To be clear: The reason Democrats are so willing to spend an extra $3 trillion, on top of the roughly $3 trillion Congress has already authorized in four separate bills, is they believe they will have a stronger case for raising taxes under President Joe Biden, who has laid out a plan for nearly $4 trillion in new taxes.
 
In short: A vote for higher coronavirus spending is a vote for higher taxes.
 
We are disappointed, however, that nixing the negotiations for now means there is no pandemic-related liability reform, which was one of the most helpful proposals.
 
As the recent jobs report documented, companies are hiring again.
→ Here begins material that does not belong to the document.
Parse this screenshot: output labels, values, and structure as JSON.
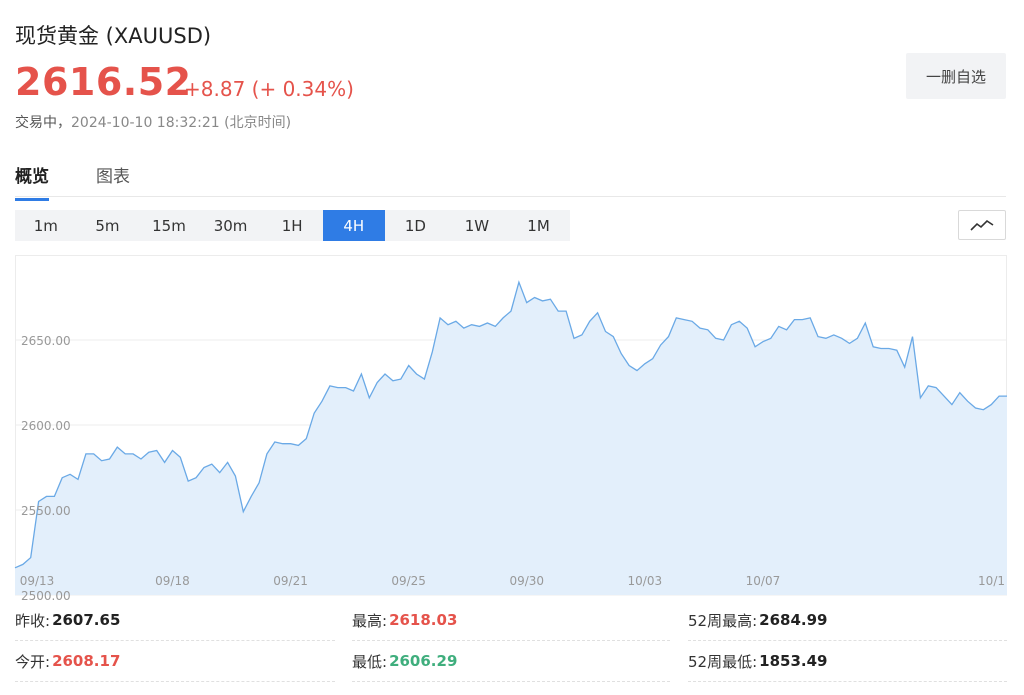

And companies might be hiring even more if they were convinced that trial lawyers didn’t see their efforts to open safely as cash cow to be milked.
 
Whether Trump should have jumped into executive-order overdrive is another question.
 
If his four executive orders were essentially an effort to force Democrats, concerned they might not get any credit for helping struggling Americans right before an election, back to the table, then it might be a reasonable tactic.
 
But IPI strongly opposed President “Pen and a Phone” Obama’s foray into pushing out questionable, if not unconstitutional, executive orders when he couldn’t get a Republican Congress to do his bidding. We warned at the time that it would open the door for future presidents to double down. And here we are.
 
For our part, if the Democrats are not willing to cut their demands dramatically, then no deal is better than an outrageously expensive one. Another $3 trillion in spending is bad; $4 trillion in new taxes is worse.